From 10af44abbaf037cc6c7c06586aed110772e53125 Mon Sep 17 00:00:00 2001
From: Megvii Engine Team <megengine@megvii.com>
Date: Thu, 14 Oct 2021 16:59:22 +0800
Subject: [PATCH] fix(dnn/cuda): fix cudnn conv impl for nchw4_nchw hybrid
 layout

the conv_bias algo *_IMPLICIT_GEMM in cudnn less than 8.0.0 is disabled due to the incorrect result for int8x4->f32 configs

GitOrigin-RevId: 7cc52d0a85c5ba345af52c61534e7e82f42cc088
---
 dnn/src/cuda/conv_bias/cudnn_conv_bias_activation.cpp | 10 ++++++----
 dnn/test/cuda/conv_bias.cpp                           | 10 +++-------
 2 files changed, 9 insertions(+), 11 deletions(-)
diff --git a/dnn/src/cuda/conv_bias/cudnn_conv_bias_activation.cpp b/dnn/src/cuda/conv_bias/cudnn_conv_bias_activation.cpp
index 6d86a49e5..417839ff8 100644
--- a/dnn/src/cuda/conv_bias/cudnn_conv_bias_activation.cpp
+++ b/dnn/src/cuda/conv_bias/cudnn_conv_bias_activation.cpp
@@ -73,10 +73,12 @@ bool ConvBiasForwardImpl::AlgoCUDNNConvBiasActivation::is_available(
         return false;
     }
 
-    //! FIXME: conv kernel of cudnn for NCHW4_NCHW tensor format causes illegal
-    //! memory access errors, so we have to disable this kernel here.

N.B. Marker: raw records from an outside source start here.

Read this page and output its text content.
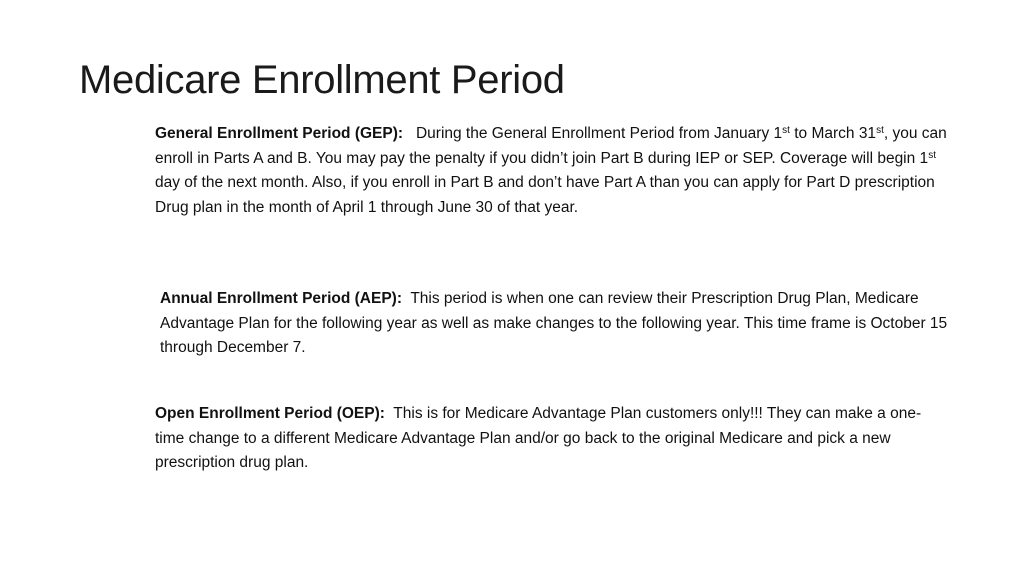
Medicare Enrollment Period
General Enrollment Period (GEP): During the General Enrollment Period from January 1st to March 31st, you can enroll in Parts A and B. You may pay the penalty if you didn’t join Part B during IEP or SEP. Coverage will begin 1st day of the next month. Also, if you enroll in Part B and don’t have Part A than you can apply for Part D prescription Drug plan in the month of April 1 through June 30 of that year.
Annual Enrollment Period (AEP): This period is when one can review their Prescription Drug Plan, Medicare Advantage Plan for the following year as well as make changes to the following year. This time frame is October 15 through December 7.
Open Enrollment Period (OEP): This is for Medicare Advantage Plan customers only!!! They can make a one-time change to a different Medicare Advantage Plan and/or go back to the original Medicare and pick a new prescription drug plan.
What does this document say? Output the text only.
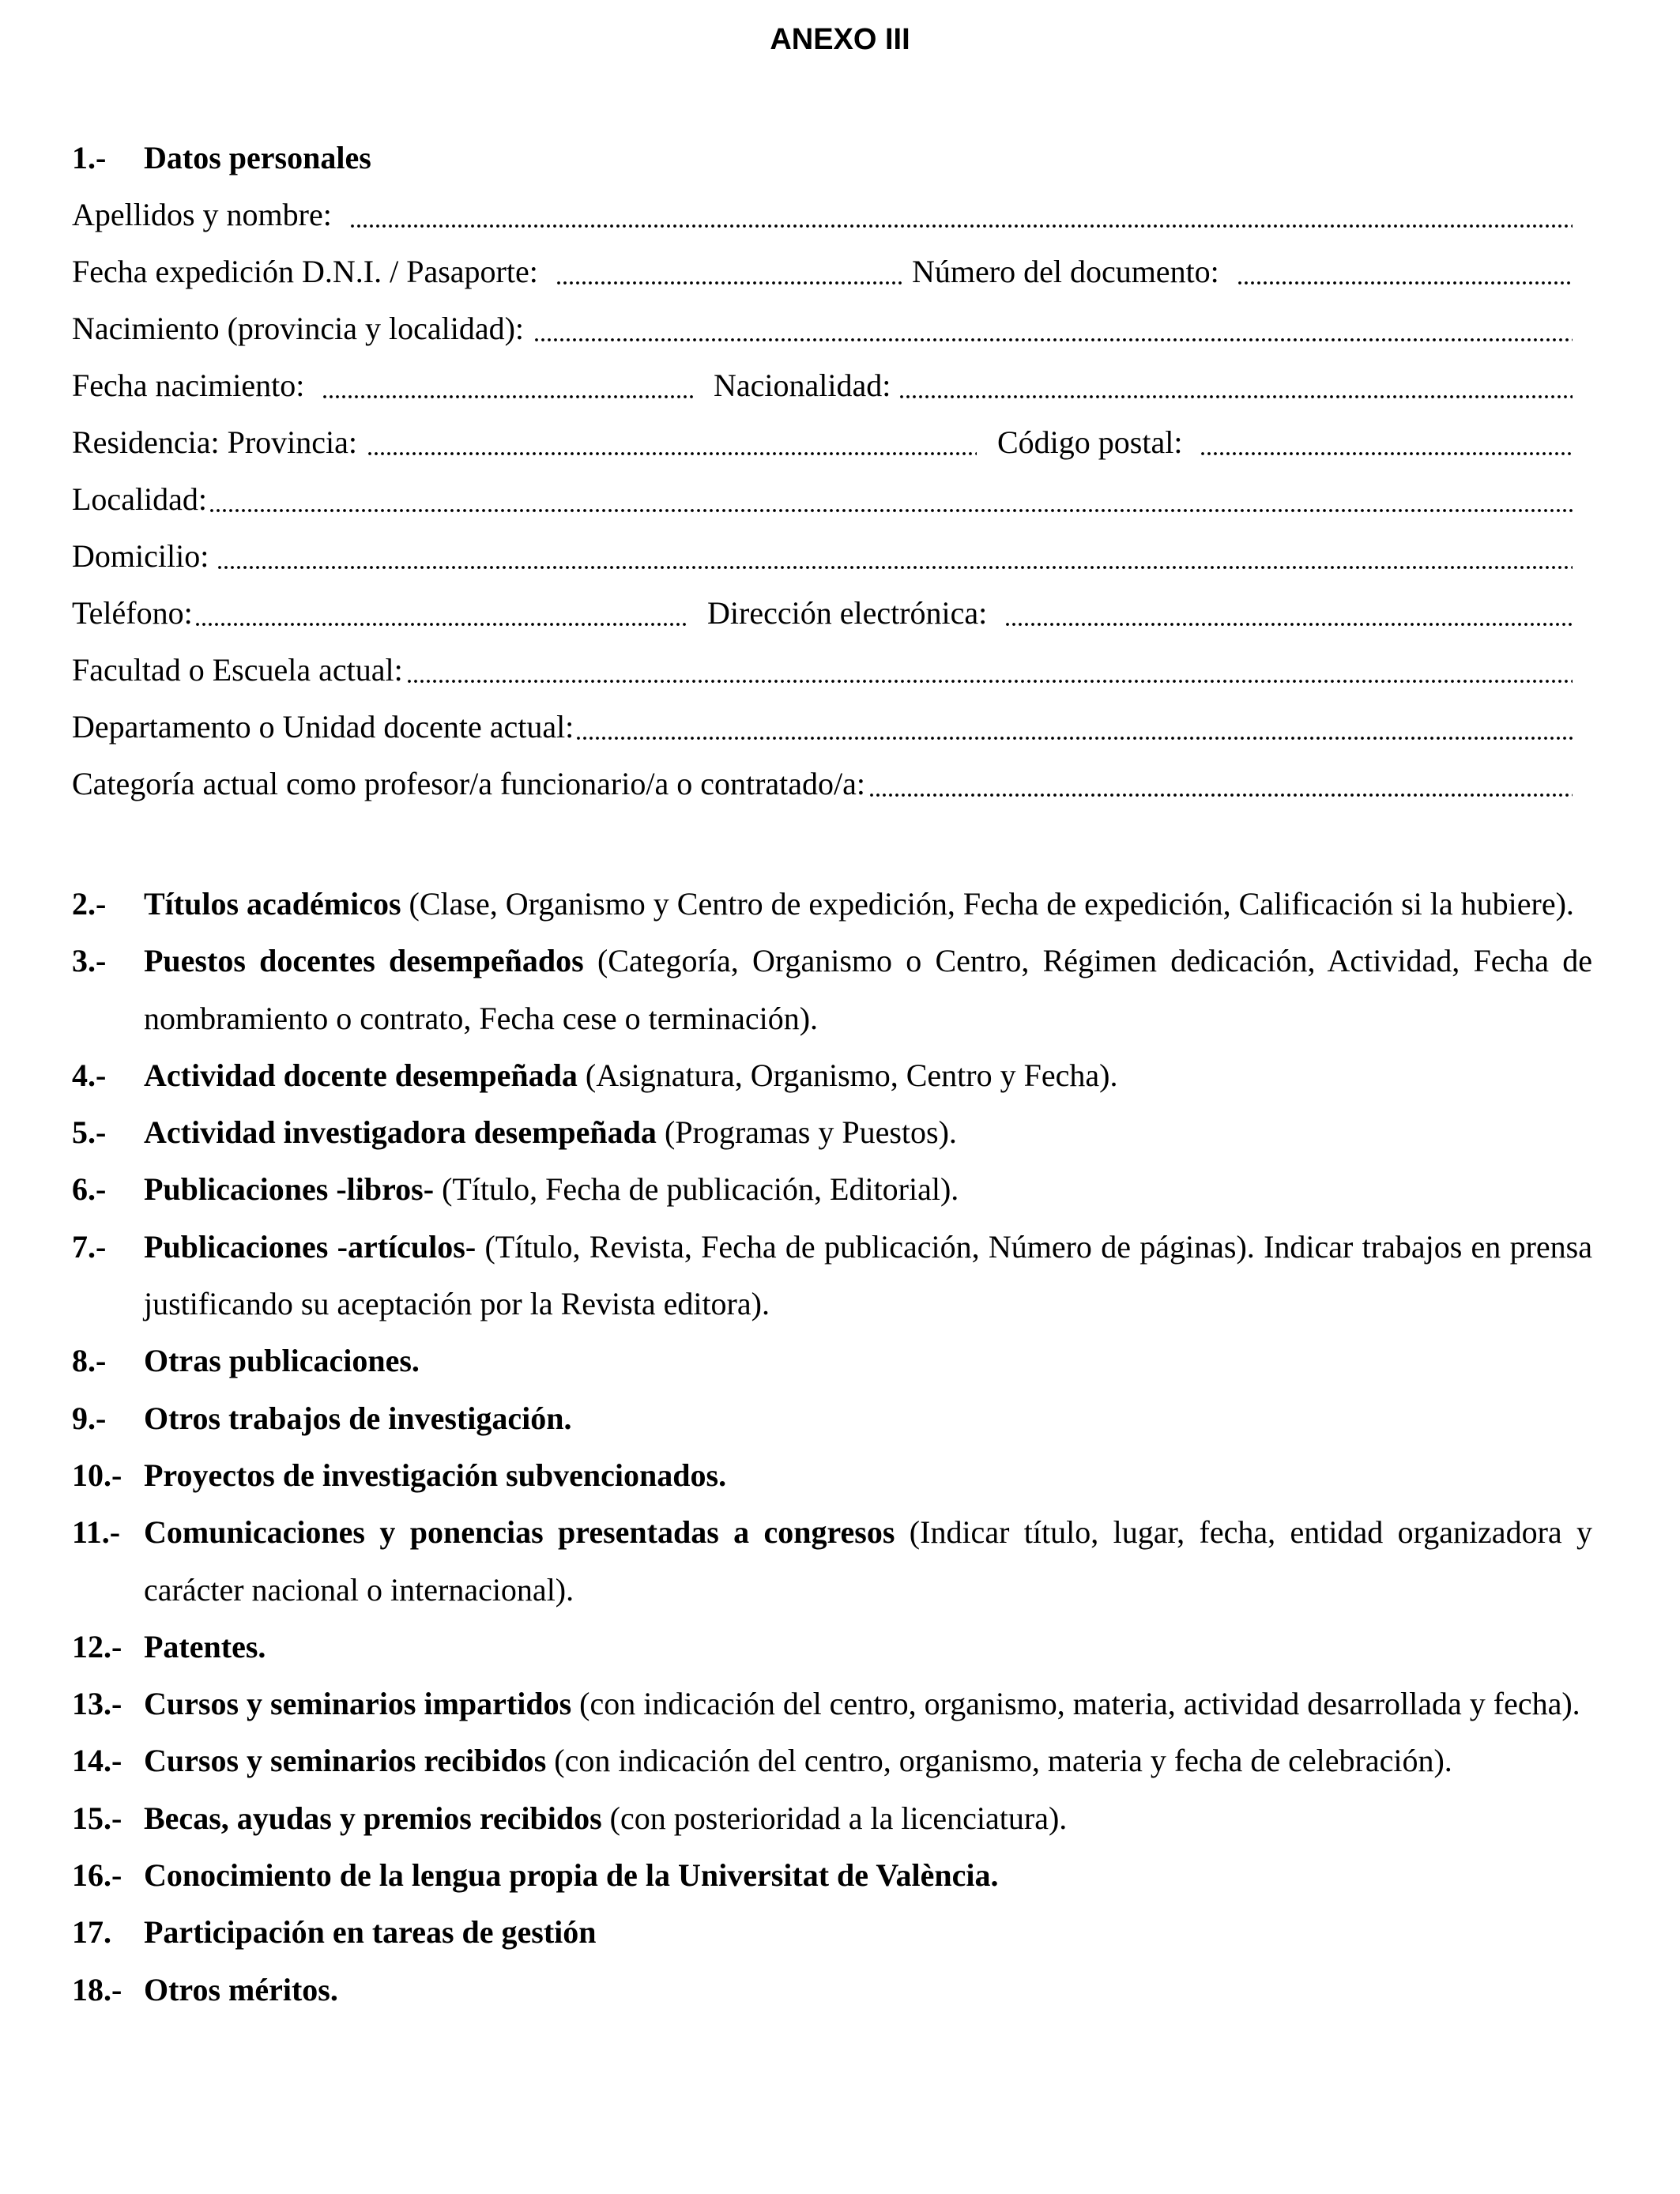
ANEXO III
1.- Datos personales
Apellidos y nombre:
Fecha expedición D.N.I. / Pasaporte:	Número del documento:
Nacimiento (provincia y localidad):
Fecha nacimiento:	Nacionalidad:
Residencia: Provincia:	Código postal:
Localidad:
Domicilio:
Teléfono:	Dirección electrónica:
Facultad o Escuela actual:
Departamento o Unidad docente actual:
Categoría actual como profesor/a funcionario/a o contratado/a:
2.- Títulos académicos (Clase, Organismo y Centro de expedición, Fecha de expedición, Calificación si la hubiere).
3.- Puestos docentes desempeñados (Categoría, Organismo o Centro, Régimen dedicación, Actividad, Fecha de nombramiento o contrato, Fecha cese o terminación).
4.- Actividad docente desempeñada (Asignatura, Organismo, Centro y Fecha).
5.- Actividad investigadora desempeñada (Programas y Puestos).
6.- Publicaciones -libros- (Título, Fecha de publicación, Editorial).
7.- Publicaciones -artículos- (Título, Revista, Fecha de publicación, Número de páginas). Indicar trabajos en prensa justificando su aceptación por la Revista editora).
8.- Otras publicaciones.
9.- Otros trabajos de investigación.
10.- Proyectos de investigación subvencionados.
11.- Comunicaciones y ponencias presentadas a congresos (Indicar título, lugar, fecha, entidad organizadora y carácter nacional o internacional).
12.- Patentes.
13.- Cursos y seminarios impartidos (con indicación del centro, organismo, materia, actividad desarrollada y fecha).
14.- Cursos y seminarios recibidos (con indicación del centro, organismo, materia y fecha de celebración).
15.- Becas, ayudas y premios recibidos (con posterioridad a la licenciatura).
16.- Conocimiento de la lengua propia de la Universitat de València.
17. Participación en tareas de gestión
18.- Otros méritos.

-    if (param.format == param::ConvBias::Format::NCHW4_NCHW ||
-        param.format == param::ConvBias::Format::NCHW4_NCHW32 ||
+#if CUDNN_MAJOR < 8
+    if (m_cudnn_enum == CUDNN_CONVOLUTION_FWD_ALGO_IMPLICIT_GEMM &&
+        param.format == param::ConvBias::Format::NCHW4_NCHW)
+        return false;
+#endif
+    if (param.format == param::ConvBias::Format::NCHW4_NCHW32 ||
         param.format == param::ConvBias::Format::NCHW32_NCHW4)
         return false;
     if (param.format == param::ConvBias::Format::NCHW &&
diff --git a/dnn/test/cuda/conv_bias.cpp b/dnn/test/cuda/conv_bias.cpp
index 5d6ca313e..693041a6d 100644
--- a/dnn/test/cuda/conv_bias.cpp
+++ b/dnn/test/cuda/conv_bias.cpp
@@ -571,9 +571,6 @@ TEST_F(CUDA, CONV_BIAS_FORWARD_NCHW4) {
     checker.exec({{1, 4, 2, 2, 4}, {16, 4, 3, 3, 4}, {1, 4, 1, 1, 4}, {}, {}});
 }
 
-//! FIXME: conv kernel of cudnn for NCHW4_NCHW tensor format causes illegal
-//! memory access errors, so we have to disable this test here.
-#if 0
 TEST_F(CUDA, CONV_BIAS_FORWARD_NCHW4_NCHW) {
     require_compute_capability(6, 1);
     using namespace conv_bias;
@@ -600,8 +597,9 @@ TEST_F(CUDA, CONV_BIAS_FORWARD_NCHW4_NCHW) {
     auto run = [&](const TensorShapeArray& shapes) {
         opr->param() = param;
         TensorLayout dst_layout;
-        opr->deduce_layout({shapes[0], dtype::Float32()},
-                           {shapes[1], dtype::Float32()}, {}, {}, dst_layout);
+        opr->deduce_layout(
+                {shapes[0], dtype::Float32()}, {shapes[1], dtype::Float32()}, {}, {},
+                dst_layout);
         checker.execs({shapes[0], shapes[1], shapes[2], dst_layout, {}});
     };
 
@@ -631,8 +629,6 @@ TEST_F(CUDA, CONV_BIAS_FORWARD_NCHW4_NCHW) {
 }
 #endif
 
-#endif
-
 TEST_F(CUDA, CONV_BIAS_FORWARD_CHANWISE) {
     Checker<ConvBiasForward> checker(handle_cuda());
     std::vector<TestArg> args = get_chanwise_args();
-- 
GitLab